STAT3 modifies abundance of CD57+ CD4+ T cells. (A) Representative flow cytometric analysis of abundance of CD57+ cells in CXCR5+ and CXCR5− compartments in blood from patients with STAT3 loss-of-function (LoF), gain-of-function (GoF) mutations, or from PBMC of normal donors, or tonsil. (B) Summary of TFH cells (CXCR5+ CD45RA−) cells from STAT3 GoF (n = 3), STAT3 LoF (n = 9) or normal donors (n = 15). (C,D) Summary of abundance of PD-1^hi cells (as a percentage of total CD4+ T cells) in CXCR5− (C) and CXCR5+ (D) compartments in PBMCs from STAT3 GoF (n = 3), LoF (n = 4), healthy donors (n = 7) or tonsil (n = 5). (E) Summary of PD-1+ CD57+ subset of CD4+ T cells in each indicated group, STAT3 GoF (n = 1), LoF (n = 4), healthy donors (n = 14) or tonsil (n = 12). (F) Summary of phosphorylated STAT3 expression after stimulation of each PD-1 and CD57+ subset with either IL-6, IL-21 (n = 3). (G). Representative flow cytometric analysis of ex vivo proliferation on day 4 of each purified CD4+ T cell subset (as labelled) after stimulation with CD2/3/28 in the presence or absence of IL-6. (H) Summary of proliferation of CD4+ T cell subsets (n = 3). *p < 0.05; **p < 0.01.

Figure 5

Analysis of global gene expression. (A) Relative gene expression (determined by RNA-Seq) in purified PD-1^hi CD57+, PD-1^hi CD57− and PD-1^lo CD57− cells (n = 3 biological replicates per subset). (B) Volcano plot showing log fold change on x-axis and Log P Value on y-axis in the PD-1^hi CD57+ versus PD-1^hi CD57− cells comparison. The tonsil 2 samples were excluded from this analysis.

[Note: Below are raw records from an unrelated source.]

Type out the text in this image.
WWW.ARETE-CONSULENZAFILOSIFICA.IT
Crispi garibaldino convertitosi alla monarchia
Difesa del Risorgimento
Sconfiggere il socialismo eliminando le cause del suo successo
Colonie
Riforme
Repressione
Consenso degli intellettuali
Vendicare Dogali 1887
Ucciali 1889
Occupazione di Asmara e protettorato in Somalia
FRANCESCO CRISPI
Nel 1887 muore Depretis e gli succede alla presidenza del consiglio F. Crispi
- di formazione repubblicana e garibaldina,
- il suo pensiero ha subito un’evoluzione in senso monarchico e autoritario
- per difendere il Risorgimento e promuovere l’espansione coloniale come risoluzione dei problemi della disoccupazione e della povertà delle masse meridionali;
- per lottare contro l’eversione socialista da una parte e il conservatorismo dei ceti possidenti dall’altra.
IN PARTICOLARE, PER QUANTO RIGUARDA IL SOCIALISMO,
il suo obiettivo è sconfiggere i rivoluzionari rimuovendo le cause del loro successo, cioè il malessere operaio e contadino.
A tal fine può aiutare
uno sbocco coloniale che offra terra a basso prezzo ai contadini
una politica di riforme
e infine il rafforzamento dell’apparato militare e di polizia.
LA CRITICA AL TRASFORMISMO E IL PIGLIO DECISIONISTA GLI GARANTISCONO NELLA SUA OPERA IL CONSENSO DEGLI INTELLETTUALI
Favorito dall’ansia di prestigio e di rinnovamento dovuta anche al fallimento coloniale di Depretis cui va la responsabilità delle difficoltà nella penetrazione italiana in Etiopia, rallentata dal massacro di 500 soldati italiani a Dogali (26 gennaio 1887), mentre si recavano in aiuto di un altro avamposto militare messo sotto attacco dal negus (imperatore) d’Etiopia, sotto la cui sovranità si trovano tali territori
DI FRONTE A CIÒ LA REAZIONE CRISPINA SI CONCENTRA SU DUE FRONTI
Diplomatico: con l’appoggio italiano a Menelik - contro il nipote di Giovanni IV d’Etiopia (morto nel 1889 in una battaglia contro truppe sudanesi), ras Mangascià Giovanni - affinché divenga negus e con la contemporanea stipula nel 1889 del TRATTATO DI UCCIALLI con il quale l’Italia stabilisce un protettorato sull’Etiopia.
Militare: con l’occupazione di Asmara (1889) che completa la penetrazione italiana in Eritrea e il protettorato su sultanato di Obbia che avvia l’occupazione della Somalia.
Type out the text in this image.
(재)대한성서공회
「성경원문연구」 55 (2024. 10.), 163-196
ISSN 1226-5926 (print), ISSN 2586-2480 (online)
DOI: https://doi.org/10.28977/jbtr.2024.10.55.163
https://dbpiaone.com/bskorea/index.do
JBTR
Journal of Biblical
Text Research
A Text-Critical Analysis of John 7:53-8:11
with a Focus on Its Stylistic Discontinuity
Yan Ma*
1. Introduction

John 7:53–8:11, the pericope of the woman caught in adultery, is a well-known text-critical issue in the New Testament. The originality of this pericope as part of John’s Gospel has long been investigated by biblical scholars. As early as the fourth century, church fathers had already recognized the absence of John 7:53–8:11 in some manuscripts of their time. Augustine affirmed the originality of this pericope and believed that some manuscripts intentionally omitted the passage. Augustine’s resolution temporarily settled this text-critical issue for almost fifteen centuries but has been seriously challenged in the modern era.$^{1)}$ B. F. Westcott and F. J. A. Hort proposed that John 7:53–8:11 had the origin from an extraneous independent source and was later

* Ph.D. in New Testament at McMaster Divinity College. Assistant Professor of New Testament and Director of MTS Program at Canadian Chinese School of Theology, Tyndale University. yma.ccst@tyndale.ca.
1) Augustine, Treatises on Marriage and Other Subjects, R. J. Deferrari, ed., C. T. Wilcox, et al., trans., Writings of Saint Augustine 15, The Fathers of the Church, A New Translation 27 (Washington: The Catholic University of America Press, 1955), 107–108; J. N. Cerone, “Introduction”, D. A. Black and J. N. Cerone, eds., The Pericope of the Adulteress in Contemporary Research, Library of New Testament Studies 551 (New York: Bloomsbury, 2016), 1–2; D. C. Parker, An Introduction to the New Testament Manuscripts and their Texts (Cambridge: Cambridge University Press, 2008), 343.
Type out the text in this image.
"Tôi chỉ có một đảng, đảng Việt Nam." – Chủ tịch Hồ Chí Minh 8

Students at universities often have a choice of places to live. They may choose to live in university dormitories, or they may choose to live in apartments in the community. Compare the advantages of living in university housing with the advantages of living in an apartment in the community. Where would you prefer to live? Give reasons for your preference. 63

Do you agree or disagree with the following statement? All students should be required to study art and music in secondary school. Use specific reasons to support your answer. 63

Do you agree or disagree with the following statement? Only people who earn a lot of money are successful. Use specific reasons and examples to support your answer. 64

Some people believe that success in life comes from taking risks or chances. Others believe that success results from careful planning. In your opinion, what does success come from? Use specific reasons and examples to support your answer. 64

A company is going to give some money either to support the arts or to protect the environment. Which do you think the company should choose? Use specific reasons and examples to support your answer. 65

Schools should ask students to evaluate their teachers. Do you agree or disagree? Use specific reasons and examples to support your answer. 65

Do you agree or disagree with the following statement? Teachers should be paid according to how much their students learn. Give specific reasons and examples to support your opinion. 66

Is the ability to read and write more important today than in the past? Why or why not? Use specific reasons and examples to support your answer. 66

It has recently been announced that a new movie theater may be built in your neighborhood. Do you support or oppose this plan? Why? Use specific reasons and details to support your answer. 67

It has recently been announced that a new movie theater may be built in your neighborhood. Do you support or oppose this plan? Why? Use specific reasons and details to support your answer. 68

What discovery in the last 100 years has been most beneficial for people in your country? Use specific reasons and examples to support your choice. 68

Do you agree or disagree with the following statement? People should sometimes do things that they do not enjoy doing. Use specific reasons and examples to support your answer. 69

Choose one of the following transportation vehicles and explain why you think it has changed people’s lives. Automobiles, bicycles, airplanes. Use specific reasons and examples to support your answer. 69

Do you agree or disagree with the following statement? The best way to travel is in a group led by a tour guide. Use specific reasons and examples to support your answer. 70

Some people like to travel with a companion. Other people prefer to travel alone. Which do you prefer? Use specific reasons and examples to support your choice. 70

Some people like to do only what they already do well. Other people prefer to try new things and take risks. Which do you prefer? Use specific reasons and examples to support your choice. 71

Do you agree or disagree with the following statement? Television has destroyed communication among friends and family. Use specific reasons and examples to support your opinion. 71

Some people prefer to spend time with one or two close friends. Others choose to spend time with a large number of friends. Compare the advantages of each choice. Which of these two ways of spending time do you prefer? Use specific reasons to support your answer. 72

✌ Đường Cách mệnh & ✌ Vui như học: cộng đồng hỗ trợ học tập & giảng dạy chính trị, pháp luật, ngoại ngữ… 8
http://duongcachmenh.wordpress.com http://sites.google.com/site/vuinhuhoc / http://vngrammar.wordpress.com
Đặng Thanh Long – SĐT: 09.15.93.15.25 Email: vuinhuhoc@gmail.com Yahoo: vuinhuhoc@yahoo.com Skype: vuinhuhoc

Genes reaching statistical significance (FDR < 0.1) are highlighted (red). (C) Heatmap of average expression values (excluding T2) for the 3 conditions PD-1^hi CD57+ vs PD-1^lo CD57−, (column 2) and PD-1^hi CD57− vs PD-1^lo CD57− (column 1) comparisons (n = 2 biological replicates).

Figure 6

Cytotoxicity phenotype in CD57+ CD4+ T cells. (A) Representative flow cytometric analysis of CRTAM expression in tonsil (n = 3) and blood (n = 7) CD4+ T cells from healthy donors, or patients with STAT3 LoF (n = 2) or GoF (n = 1), gated on PD-1+ CD57− or PD-1+ CD57+, with summary results (B). (C) Representative analysis of intracellular granzyme A expression in tonsil and blood gated on PD-1^hi CD57− or PD-1^hi CD57+. (D) Summary of granzyme positive cells in tonsil (n = 3) and PBMC (n = 5) in CD4+ T cell subsets defined by PD-1 and CD57. (E) Summary of percentage of granzyme positive cells in PD-1hi and PD-1medium CD57+ CD4+ T cells. (F,G) Representative flow cytometric analysis of cytotoxicity of target cells co-cultured with CD57+ or CD57− CD4+ T cells, expressed graphically in E, in tonsil (n = 2) and PBMC (n = 4), summary in G. (H) Summary of granzyme A induction on day 2 by PBMC (n = 3) and tonsil (n = 3) cells in response to IL-21 or IL-2. Paired results from each donor are connected. (I) Model relating CD57 and PD-1 expression to STAT3 responsiveness. *p < 0.05; **p < 0.01, ***p < 0.001.